Défaillances d’entreprises : se dirige-t-on vers une année record ?

Défaillances d’entreprises : se dirige-t-on vers une année record ?

C’est une dynamique inquiétante pour les entreprises françaises. Au premier semestre, 33 493 d’entre elles sont entrées en défaillance, d’après les données publiées ce mercredi 3 juillet par les administrateurs et les mandataires judiciaires. Soit une augmentation de 18 % par rapport à la même période en 2023. Un nombre supérieur à celui de la période avant-Covid… Et qui pourrait encore empirer. Dans un post LinkedIn repris par Les Echos, Patrick Senicourt, président de Nota-PME, anticipe un total de 70 000 défaillances pour l’année 2024.

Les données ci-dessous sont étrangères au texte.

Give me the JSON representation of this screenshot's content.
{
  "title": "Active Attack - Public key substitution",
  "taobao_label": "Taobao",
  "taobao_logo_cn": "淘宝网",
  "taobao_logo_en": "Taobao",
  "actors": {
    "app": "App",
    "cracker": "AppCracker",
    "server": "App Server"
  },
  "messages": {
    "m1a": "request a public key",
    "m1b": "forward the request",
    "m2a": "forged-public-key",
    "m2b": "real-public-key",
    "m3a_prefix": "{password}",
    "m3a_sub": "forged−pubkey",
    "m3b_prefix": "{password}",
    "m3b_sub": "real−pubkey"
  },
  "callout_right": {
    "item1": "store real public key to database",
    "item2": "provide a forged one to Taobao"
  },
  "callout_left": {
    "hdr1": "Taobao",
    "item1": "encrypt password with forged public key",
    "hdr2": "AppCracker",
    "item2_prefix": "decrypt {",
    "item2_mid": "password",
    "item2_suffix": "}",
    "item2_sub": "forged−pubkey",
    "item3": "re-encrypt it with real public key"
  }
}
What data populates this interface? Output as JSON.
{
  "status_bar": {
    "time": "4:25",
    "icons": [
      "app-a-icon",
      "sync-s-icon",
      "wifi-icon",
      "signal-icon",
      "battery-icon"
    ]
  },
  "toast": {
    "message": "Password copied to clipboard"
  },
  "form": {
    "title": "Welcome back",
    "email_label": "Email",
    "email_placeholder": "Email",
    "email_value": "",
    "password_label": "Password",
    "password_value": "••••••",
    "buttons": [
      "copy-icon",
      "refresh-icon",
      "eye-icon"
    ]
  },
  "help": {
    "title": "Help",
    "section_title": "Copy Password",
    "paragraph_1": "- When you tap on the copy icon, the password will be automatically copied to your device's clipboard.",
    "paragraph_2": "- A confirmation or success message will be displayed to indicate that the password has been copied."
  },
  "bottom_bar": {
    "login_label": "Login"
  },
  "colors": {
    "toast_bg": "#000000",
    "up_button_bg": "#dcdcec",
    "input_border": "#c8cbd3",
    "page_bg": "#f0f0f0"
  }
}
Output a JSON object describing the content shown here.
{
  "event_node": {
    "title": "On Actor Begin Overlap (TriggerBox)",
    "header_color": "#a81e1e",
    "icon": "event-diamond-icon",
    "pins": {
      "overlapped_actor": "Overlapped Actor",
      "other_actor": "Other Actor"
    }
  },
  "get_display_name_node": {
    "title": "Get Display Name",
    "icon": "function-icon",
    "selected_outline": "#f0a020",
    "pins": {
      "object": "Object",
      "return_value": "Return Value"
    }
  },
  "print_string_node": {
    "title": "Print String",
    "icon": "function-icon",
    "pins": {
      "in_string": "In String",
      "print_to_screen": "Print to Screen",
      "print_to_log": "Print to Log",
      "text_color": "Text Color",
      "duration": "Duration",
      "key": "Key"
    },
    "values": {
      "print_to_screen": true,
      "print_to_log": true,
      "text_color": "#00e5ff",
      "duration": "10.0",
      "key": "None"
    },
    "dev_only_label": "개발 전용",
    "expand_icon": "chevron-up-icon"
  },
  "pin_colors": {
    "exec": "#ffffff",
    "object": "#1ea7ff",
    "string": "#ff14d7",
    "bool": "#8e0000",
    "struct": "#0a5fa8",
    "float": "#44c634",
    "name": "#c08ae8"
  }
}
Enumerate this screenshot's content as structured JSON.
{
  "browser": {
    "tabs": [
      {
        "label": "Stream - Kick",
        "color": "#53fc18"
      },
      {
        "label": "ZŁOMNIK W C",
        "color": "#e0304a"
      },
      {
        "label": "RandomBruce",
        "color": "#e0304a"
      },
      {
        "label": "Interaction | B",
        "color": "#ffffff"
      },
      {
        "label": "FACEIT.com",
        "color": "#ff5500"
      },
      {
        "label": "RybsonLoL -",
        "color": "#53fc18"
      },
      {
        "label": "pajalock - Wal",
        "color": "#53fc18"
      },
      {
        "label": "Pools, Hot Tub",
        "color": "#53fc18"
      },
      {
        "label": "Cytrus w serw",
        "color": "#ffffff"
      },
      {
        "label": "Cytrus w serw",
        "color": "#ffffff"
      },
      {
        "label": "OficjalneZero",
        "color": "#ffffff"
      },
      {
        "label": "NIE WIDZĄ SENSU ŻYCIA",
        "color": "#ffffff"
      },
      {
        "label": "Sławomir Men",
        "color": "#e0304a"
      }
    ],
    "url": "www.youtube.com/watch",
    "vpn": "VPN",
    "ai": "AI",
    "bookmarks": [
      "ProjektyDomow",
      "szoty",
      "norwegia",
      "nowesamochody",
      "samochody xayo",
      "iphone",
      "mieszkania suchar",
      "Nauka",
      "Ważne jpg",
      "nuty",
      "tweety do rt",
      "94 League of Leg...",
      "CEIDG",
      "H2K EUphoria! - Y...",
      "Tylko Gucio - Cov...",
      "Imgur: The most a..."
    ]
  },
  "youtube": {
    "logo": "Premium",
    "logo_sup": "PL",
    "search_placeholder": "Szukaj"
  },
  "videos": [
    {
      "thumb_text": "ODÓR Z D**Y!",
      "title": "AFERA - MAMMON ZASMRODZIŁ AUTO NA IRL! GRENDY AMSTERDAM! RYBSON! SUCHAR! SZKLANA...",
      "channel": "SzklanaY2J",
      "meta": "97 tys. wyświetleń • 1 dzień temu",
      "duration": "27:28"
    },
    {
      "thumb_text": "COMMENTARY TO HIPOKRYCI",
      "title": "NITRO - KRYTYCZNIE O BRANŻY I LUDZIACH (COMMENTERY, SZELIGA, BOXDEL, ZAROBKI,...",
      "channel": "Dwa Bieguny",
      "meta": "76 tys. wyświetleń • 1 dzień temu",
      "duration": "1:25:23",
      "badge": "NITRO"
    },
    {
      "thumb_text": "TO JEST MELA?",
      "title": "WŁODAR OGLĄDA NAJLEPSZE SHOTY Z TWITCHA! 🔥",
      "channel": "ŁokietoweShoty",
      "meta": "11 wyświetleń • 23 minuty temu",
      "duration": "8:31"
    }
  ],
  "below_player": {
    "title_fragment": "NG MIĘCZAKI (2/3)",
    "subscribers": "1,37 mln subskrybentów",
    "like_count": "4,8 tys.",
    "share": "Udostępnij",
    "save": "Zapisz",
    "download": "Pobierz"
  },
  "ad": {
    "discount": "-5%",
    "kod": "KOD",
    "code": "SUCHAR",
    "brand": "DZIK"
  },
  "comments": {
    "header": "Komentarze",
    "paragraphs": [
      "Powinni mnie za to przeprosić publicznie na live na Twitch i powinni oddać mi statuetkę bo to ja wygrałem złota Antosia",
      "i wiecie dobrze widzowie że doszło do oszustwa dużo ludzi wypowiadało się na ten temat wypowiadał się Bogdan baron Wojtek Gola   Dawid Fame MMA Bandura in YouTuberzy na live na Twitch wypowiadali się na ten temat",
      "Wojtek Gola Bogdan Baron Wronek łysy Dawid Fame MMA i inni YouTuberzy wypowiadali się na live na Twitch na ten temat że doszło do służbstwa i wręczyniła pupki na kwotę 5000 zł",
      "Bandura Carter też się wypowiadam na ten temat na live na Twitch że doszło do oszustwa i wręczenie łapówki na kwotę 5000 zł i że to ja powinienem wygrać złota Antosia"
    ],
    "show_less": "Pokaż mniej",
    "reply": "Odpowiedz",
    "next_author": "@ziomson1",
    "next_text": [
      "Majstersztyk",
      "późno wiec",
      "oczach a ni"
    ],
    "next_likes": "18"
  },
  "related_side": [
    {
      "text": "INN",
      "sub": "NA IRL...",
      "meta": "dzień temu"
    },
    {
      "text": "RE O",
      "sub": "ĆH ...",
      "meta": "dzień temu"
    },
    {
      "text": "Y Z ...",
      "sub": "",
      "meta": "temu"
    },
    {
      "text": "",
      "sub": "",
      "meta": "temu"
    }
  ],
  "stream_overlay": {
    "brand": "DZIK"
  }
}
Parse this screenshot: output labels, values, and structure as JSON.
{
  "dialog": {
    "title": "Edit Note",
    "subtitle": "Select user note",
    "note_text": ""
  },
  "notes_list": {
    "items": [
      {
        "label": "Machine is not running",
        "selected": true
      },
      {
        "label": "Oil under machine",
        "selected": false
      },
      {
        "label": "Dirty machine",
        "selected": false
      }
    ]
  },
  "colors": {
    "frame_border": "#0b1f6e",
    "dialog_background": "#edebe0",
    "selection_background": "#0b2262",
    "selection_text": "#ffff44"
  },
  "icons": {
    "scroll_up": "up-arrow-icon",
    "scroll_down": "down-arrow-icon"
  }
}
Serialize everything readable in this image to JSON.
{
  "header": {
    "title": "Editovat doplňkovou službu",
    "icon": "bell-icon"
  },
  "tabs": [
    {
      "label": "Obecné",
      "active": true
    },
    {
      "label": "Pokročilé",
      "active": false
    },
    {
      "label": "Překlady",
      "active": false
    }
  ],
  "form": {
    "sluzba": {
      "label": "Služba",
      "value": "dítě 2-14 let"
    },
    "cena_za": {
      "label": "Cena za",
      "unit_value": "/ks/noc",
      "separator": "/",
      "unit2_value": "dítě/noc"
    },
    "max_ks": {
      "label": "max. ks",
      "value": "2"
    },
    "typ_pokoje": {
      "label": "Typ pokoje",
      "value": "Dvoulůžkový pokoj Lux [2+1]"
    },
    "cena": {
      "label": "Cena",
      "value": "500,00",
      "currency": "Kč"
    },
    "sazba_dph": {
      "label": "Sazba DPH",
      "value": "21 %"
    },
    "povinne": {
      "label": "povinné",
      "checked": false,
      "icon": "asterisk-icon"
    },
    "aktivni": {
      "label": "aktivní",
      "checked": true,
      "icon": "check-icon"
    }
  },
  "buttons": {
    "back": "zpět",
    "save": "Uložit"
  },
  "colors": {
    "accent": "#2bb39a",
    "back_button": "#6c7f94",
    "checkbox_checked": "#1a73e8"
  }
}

Un ordre de grandeur confirmé par Thierry Million, le directeur des études à Altares Dun & Bradstreet, qui table, lui, sur 64 000 défaillances (sauvegardes comprises) d’ici la fin de l’année, selon NetPME, un site de services dédiés aux TPE-PME. Il mise cependant sur une “lente amélioration qui se dessine” avec le ralentissement de l’inflation.

Cette note d’optimisme n’est en revanche pas partagée par l’institut Rexecode. Dans un panorama publié fin juin, il projette que “la hausse va au-delà d’un processus de rattrapage après la mise en sommeil des entreprises après le Covid.”

Pour le premier semestre 2024, environ 102 000 emplois se retrouvent ainsi menacés, selon les chiffres communiqués par le Conseil national des administrateurs judiciaires et des mandataires judiciaires (CNAJMJ) et l’Observatoire des données économiques (ODE). Ces derniers insistent notamment sur le récent redressement judiciaire de Milee, une société de communication qui emploie une dizaine de milliers de personnes.

Dans une note publiée sur le site de BNP Paribas en juin dernier, l’économiste Stéphane Colliac attribue cette tendance à plusieurs facteurs. Il pointe des résultats bien en deçà de la moyenne sur les trois dernières années, rappelle également la responsabilité de la brutale augmentation des taux d’intérêt et la conjoncture actuelle de ralentissement de la croissance.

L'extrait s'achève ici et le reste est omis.